Les cadres apprécient les processus de recrutement rapides et efficaces, avec deux ou trois entretiens dans l’idéal pour 90% d’entre eux. Une fois sa candidature envoyée, un cadre sur deux considère que l’attente pour un premier contact devient excessive au-delà de trois semaines.
Détailler le déroulé du processus de recrutement
Mais ce qu’ils préfèrent peut-être encore davantage, c’est que l’employeur explique le déroulé du processus de recrutement dans son ensemble dès la première prise de contact. Dans l’idéal, un recruteur devrait leur indiquer la durée globale du processus, le nombre d’entretiens prévus, le temps de réponse entre chacun des entretiens, leur durée et les sujets abordés. Quand le déroulé est clair, «ce n’est pas dérangeant d’attendre», témoigne une cheffe de produit de 27 ans dans l’étude. «Par contre, si on nous dit qu’il y aura peut-être un autre entretien, mais qu’on ne sait pas quand, c’est un peu frustrant.»

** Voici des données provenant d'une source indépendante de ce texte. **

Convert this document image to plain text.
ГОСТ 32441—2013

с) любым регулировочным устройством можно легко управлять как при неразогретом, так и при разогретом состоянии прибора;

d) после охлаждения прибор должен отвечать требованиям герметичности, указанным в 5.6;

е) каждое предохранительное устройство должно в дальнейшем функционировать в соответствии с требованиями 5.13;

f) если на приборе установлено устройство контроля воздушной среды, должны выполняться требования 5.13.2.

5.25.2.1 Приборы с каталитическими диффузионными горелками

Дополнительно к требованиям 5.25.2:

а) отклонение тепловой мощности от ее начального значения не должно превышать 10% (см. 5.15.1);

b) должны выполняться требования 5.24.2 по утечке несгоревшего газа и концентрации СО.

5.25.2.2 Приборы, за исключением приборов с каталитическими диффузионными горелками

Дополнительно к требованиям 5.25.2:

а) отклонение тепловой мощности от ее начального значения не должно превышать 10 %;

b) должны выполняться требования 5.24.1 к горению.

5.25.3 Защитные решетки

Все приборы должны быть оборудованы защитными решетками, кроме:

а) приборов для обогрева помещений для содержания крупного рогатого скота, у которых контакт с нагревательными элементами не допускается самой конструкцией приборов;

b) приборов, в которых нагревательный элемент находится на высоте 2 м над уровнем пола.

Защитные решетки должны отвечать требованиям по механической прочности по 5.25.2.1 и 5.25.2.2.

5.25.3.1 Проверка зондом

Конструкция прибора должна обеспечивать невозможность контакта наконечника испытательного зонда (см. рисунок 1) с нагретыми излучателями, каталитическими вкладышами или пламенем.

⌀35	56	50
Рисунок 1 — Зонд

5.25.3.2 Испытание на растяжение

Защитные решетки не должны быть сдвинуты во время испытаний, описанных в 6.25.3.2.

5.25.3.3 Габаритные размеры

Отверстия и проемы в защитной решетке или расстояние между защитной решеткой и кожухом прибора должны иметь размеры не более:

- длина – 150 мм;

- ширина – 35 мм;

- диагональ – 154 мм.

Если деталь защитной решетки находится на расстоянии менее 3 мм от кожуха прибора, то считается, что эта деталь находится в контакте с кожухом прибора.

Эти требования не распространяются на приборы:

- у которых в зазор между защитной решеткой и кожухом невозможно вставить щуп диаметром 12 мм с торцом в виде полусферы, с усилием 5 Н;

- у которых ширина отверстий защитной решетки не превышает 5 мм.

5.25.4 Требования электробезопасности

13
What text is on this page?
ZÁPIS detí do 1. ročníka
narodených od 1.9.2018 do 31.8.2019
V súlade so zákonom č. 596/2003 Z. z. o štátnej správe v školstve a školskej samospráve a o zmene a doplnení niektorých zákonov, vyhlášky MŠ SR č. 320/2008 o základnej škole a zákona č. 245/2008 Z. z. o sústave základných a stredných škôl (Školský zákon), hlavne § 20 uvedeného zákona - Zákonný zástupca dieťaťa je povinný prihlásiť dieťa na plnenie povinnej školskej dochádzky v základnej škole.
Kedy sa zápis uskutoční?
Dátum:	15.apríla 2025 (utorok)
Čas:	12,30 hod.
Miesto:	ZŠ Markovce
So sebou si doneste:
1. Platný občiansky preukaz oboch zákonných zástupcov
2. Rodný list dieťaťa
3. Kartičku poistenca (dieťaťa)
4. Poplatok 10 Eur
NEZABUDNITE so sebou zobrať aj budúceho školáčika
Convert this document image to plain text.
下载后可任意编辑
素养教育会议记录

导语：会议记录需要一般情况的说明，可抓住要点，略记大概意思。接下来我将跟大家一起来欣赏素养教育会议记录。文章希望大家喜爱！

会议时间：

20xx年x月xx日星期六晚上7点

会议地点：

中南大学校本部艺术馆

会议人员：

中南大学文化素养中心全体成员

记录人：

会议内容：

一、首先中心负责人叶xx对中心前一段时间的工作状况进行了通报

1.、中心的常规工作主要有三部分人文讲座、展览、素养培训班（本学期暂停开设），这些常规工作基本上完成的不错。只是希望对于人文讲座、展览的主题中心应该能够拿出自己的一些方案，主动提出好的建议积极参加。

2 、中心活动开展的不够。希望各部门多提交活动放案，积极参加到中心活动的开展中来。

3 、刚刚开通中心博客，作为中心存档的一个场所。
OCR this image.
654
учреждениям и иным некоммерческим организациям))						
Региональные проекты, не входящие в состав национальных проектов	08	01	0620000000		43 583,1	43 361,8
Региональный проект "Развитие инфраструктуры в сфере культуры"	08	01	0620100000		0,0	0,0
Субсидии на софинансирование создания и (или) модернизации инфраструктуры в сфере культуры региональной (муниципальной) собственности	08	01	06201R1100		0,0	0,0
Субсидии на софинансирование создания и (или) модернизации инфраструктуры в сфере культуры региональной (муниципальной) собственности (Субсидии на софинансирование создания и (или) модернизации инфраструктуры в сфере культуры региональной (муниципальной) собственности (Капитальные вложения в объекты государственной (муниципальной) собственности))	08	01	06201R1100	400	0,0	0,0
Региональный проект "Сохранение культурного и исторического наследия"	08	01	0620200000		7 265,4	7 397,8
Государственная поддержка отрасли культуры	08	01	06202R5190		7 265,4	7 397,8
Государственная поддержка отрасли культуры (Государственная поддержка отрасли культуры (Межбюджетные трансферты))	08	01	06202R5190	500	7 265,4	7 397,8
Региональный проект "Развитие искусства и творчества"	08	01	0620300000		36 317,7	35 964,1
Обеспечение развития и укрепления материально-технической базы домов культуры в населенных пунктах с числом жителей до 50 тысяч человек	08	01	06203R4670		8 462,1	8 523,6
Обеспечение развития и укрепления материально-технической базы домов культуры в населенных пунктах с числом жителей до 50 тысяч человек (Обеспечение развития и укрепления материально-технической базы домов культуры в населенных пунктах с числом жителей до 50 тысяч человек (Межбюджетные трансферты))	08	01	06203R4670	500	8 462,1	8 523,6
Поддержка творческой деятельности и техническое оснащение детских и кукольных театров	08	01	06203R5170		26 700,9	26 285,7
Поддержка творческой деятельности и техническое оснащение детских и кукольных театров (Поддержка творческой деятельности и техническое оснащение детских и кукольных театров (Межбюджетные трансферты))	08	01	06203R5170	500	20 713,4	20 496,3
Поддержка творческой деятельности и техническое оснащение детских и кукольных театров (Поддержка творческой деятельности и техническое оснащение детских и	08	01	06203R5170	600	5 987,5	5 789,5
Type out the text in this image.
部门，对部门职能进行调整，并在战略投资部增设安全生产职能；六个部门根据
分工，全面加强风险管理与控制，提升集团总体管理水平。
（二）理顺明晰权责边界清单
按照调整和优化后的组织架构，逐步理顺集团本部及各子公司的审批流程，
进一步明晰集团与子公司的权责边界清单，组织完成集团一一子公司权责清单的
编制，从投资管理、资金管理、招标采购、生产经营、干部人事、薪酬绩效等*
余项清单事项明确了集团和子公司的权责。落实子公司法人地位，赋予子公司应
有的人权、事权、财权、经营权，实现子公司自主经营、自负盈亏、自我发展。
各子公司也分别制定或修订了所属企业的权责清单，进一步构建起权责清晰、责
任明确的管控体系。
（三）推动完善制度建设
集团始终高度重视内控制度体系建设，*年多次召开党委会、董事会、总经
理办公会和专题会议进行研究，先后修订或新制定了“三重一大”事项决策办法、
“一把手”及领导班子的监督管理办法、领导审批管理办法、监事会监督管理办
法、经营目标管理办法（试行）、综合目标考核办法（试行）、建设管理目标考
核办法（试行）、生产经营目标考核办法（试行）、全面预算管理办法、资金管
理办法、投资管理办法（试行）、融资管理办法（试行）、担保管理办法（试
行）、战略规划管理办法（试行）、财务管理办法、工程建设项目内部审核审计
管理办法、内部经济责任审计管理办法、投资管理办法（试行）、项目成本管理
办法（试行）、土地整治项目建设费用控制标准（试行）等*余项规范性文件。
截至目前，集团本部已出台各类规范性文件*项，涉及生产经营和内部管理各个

Les candidats souhaitent aussi savoir le plus tôt possible s’ils doivent passer un test. De quoi éviter des mésaventures comme celle de Raphaël, un manager de 38 ans qui postulait pour un emploi dans une grande banque. Après deux entretiens et une journée d’observation, il a eu la surprise de devoir présenter un dossier devant un jury de six personnes. «J’ai dit ‘oubliez-moi, j’ai autre chose à faire que de vous préparer un dossier et de passer devant un jury’», raconte celui qui considérait pourtant le poste comme idéal. Le recours aux tests doit aussi être fait avec parcimonie. «Il y a des postes que j’ai refusés parce que je n’avais pas envie de passer un test technique», affirme ainsi une trentenaire experte en science des données.
Choyer les cadres lors des entretiens
En outre, 65% des cadres aimeraient que la proposition salariale soit évoquée dès l’offre d’emploi ou lors du premier appel avec l’entreprise. Sur ce point, une directive européenne devrait bientôt faire changer les choses. En revanche, l’Europe n’a pas la main sur l’attitude des recruteurs. Les cadres appellent pourtant à être davantage pris en considération. Ils réclament de l’intérêt pour leur expérience, des questions personnalisées et qu’on les rassure sur la pertinence de leur candidature. Par la suite, «une rencontre avec la future équipe de travail constitue une pratique fortement appréciée par les candidats», ajoute l’Apec.
Une telle rencontre peut permettre d’éviter les mauvaises surprises lors des premiers pas de la nouvelle recrue dans l’entreprise. Selon un sondage publié début juin par la start-up RH HeyTeam et mené auprès de 500 personnes, 36% des salariés ayant mis fin à leur période d’essai savaient dès la première semaine, voire avant, que l’entreprise en question n’était pas faite pour eux.